The task force will meet two times in June to establish initial goals and begin forming tangible recommendations for the Greek community to increase awareness, prevention and support for sexual assault survivors, according to the statement. After two more meetings in July, the task force plans to submit finalized recommendations to officials by July 28 and implement new policies beginning on the first day of the next academic year.

Harton said this date was designed to ensure students became more aware of the problem before what is known as the “red zone” for sexual assault at the beginning the year. More than half of all sexual assaults on college campuses occur either in August, September, October or November, according to the Rape, Abuse and Incest National Network.

The spike at the beginning of the academic year is caused by an influx of new students and the vulnerability of freshmen as they transition to college, according to a report in The Guardian.

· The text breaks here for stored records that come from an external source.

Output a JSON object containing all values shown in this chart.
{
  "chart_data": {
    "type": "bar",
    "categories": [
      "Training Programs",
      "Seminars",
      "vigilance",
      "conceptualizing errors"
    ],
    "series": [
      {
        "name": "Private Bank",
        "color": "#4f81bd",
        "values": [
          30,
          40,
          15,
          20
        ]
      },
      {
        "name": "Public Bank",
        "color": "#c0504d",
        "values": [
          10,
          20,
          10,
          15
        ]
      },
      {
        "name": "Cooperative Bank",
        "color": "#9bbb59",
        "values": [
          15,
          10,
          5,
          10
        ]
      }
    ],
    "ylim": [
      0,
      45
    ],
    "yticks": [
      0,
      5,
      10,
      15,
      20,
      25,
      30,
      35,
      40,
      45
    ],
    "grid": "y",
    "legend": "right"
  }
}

The council’s statement said that the Panhellenic Association challenged the IFC in January to work to protect individuals attending IFC social events.

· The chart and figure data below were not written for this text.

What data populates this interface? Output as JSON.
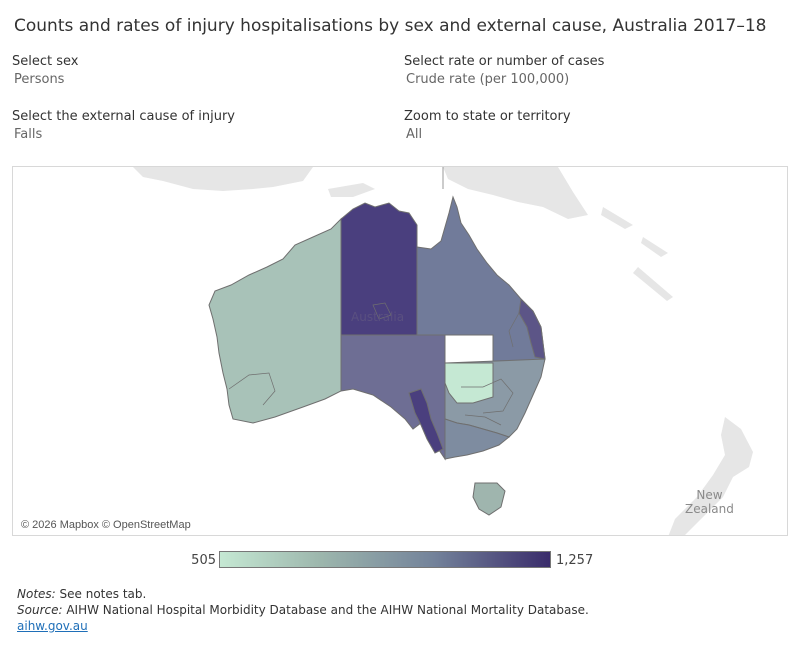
{
  "title": "Counts and rates of injury hospitalisations by sex and external cause, Australia 2017–18",
  "filters": {
    "sex": {
      "label": "Select sex",
      "value": "Persons"
    },
    "rate": {
      "label": "Select rate or number of cases",
      "value": "Crude rate (per 100,000)"
    },
    "cause": {
      "label": "Select the external cause of injury",
      "value": "Falls"
    },
    "zoom": {
      "label": "Zoom to state or territory",
      "value": "All"
    }
  },
  "map": {
    "attribution": "© 2026 Mapbox © OpenStreetMap",
    "country_label": "Australia",
    "nz_label_line1": "New",
    "nz_label_line2": "Zealand"
  },
  "legend": {
    "min": "505",
    "max": "1,257",
    "min_color": "#c5e8d3",
    "max_color": "#3a2c6b"
  },
  "notes": {
    "notes_label": "Notes:",
    "notes_text": " See notes tab.",
    "source_label": "Source:",
    "source_text": " AIHW National Hospital Morbidity Database and the AIHW National Mortality Database.",
    "link": "aihw.gov.au"
  }
}
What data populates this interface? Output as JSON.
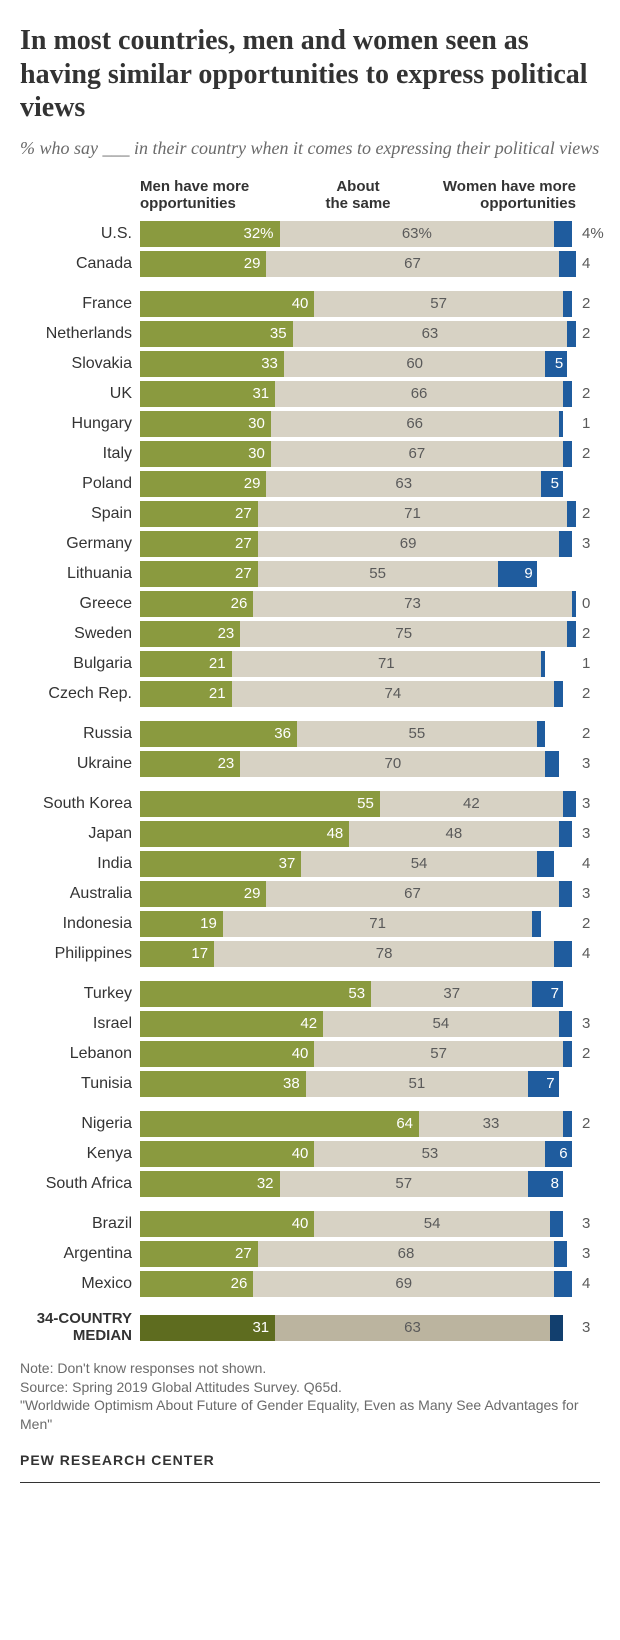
{
  "title": "In most countries, men and women seen as having similar opportunities to express political views",
  "title_fontsize": 28,
  "subtitle": "% who say ___ in their country when it comes to expressing their political views",
  "subtitle_fontsize": 18,
  "headers": {
    "men": "Men have more\nopportunities",
    "same": "About\nthe same",
    "women": "Women have more\nopportunities"
  },
  "colors": {
    "men": "#8a9a3f",
    "same": "#d7d2c4",
    "women": "#1f5c9e",
    "men_median": "#5e6c1f",
    "same_median": "#bbb49f",
    "women_median": "#123f6e",
    "text_dark": "#333333",
    "text_muted": "#5a5a5a"
  },
  "women_inside_threshold": 5,
  "groups": [
    {
      "rows": [
        {
          "country": "U.S.",
          "men": 32,
          "same": 63,
          "women": 4,
          "men_suffix": "%",
          "same_suffix": "%",
          "women_suffix": "%"
        },
        {
          "country": "Canada",
          "men": 29,
          "same": 67,
          "women": 4
        }
      ]
    },
    {
      "rows": [
        {
          "country": "France",
          "men": 40,
          "same": 57,
          "women": 2
        },
        {
          "country": "Netherlands",
          "men": 35,
          "same": 63,
          "women": 2
        },
        {
          "country": "Slovakia",
          "men": 33,
          "same": 60,
          "women": 5
        },
        {
          "country": "UK",
          "men": 31,
          "same": 66,
          "women": 2
        },
        {
          "country": "Hungary",
          "men": 30,
          "same": 66,
          "women": 1
        },
        {
          "country": "Italy",
          "men": 30,
          "same": 67,
          "women": 2
        },
        {
          "country": "Poland",
          "men": 29,
          "same": 63,
          "women": 5
        },
        {
          "country": "Spain",
          "men": 27,
          "same": 71,
          "women": 2
        },
        {
          "country": "Germany",
          "men": 27,
          "same": 69,
          "women": 3
        },
        {
          "country": "Lithuania",
          "men": 27,
          "same": 55,
          "women": 9
        },
        {
          "country": "Greece",
          "men": 26,
          "same": 73,
          "women": 0
        },
        {
          "country": "Sweden",
          "men": 23,
          "same": 75,
          "women": 2
        },
        {
          "country": "Bulgaria",
          "men": 21,
          "same": 71,
          "women": 1
        },
        {
          "country": "Czech Rep.",
          "men": 21,
          "same": 74,
          "women": 2
        }
      ]
    },
    {
      "rows": [
        {
          "country": "Russia",
          "men": 36,
          "same": 55,
          "women": 2
        },
        {
          "country": "Ukraine",
          "men": 23,
          "same": 70,
          "women": 3
        }
      ]
    },
    {
      "rows": [
        {
          "country": "South Korea",
          "men": 55,
          "same": 42,
          "women": 3
        },
        {
          "country": "Japan",
          "men": 48,
          "same": 48,
          "women": 3
        },
        {
          "country": "India",
          "men": 37,
          "same": 54,
          "women": 4
        },
        {
          "country": "Australia",
          "men": 29,
          "same": 67,
          "women": 3
        },
        {
          "country": "Indonesia",
          "men": 19,
          "same": 71,
          "women": 2
        },
        {
          "country": "Philippines",
          "men": 17,
          "same": 78,
          "women": 4
        }
      ]
    },
    {
      "rows": [
        {
          "country": "Turkey",
          "men": 53,
          "same": 37,
          "women": 7
        },
        {
          "country": "Israel",
          "men": 42,
          "same": 54,
          "women": 3
        },
        {
          "country": "Lebanon",
          "men": 40,
          "same": 57,
          "women": 2
        },
        {
          "country": "Tunisia",
          "men": 38,
          "same": 51,
          "women": 7
        }
      ]
    },
    {
      "rows": [
        {
          "country": "Nigeria",
          "men": 64,
          "same": 33,
          "women": 2
        },
        {
          "country": "Kenya",
          "men": 40,
          "same": 53,
          "women": 6
        },
        {
          "country": "South Africa",
          "men": 32,
          "same": 57,
          "women": 8
        }
      ]
    },
    {
      "rows": [
        {
          "country": "Brazil",
          "men": 40,
          "same": 54,
          "women": 3
        },
        {
          "country": "Argentina",
          "men": 27,
          "same": 68,
          "women": 3
        },
        {
          "country": "Mexico",
          "men": 26,
          "same": 69,
          "women": 4
        }
      ]
    }
  ],
  "median": {
    "label": "34-COUNTRY\nMEDIAN",
    "men": 31,
    "same": 63,
    "women": 3
  },
  "note_lines": [
    "Note: Don't know responses not shown.",
    "Source: Spring 2019 Global Attitudes Survey. Q65d.",
    "\"Worldwide Optimism About Future of Gender Equality, Even as Many See Advantages for Men\""
  ],
  "brand": "PEW RESEARCH CENTER"
}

Both Harton and IFC President Harley Pease declined to specify what this challenge entailed.

Pease said, in response to this challenge, the IFC mandated that beginning in spring 2018, 80 percent of a chapter’s membership must be educated on healthy relationships and bystander intervention.

He said that during his time as president, the IFC has not seen an increase in reported sexual assaults and that there is no chapter currently under investigation for reported sexual assault.

The IFC plans to have members from several chapters represented on the task force, Pease said.

“It is paramount for the IFC to have a voice on the task force, as the only way to combat sexual assault is together, as a community,” Pease said in an email. “This topic is not just an IFC issue, but unfortunately a reality experienced by members of our sororities and fraternities within all three councils.”

University officials organized a similar task force in February 2015 that planned to discuss all aspects of Greek life, specifically prioritizing sexual assault.

Bailey Bystry, the self-care chair and incoming vice president of SASA, said the executive board of the Panhellenic Association approached SASA to create a plan to address the increase of sexual assaults on campus.

Bystry said SASA noticed an increase in the amount of survivors attending office hours and approaching SASA executive board members this year. She credits the increase in reports to SASA’s greater visibility on campus this academic year.

She said senior and sexual assault survivor Aniqa Raihan’s petition to remove her attacker from campus also sparked an increase in reports to SASA.

Panhel’s statement also mentioned an increase in reported druggings, and Bystry said SASA has noticed a proportional increase in druggings in reported sexual assaults.

“We’ve seen a proportional increase in the assaults reported to us in which the instances included drugging,” Bystry said.

At the beginning of the academic year, SASA reached out to every fraternity in the IFC, offering to host peer education training sessions for each chapter. Of the 15 fraternities, three hosted the training with SASA, Bystry said.

She said most of the recommendations developed by the task force will focus on working with Panhellenic chapters and increasing support for survivors in the Greek community.

This post was updated to reflect the following correction:
The Hatchet incorrectly reported that IFC President Harley Pease said the IFC had seen an increase in sexual assault reports during his tenure as president. Pease said the council had not seen an increase in these reports. We regret this error.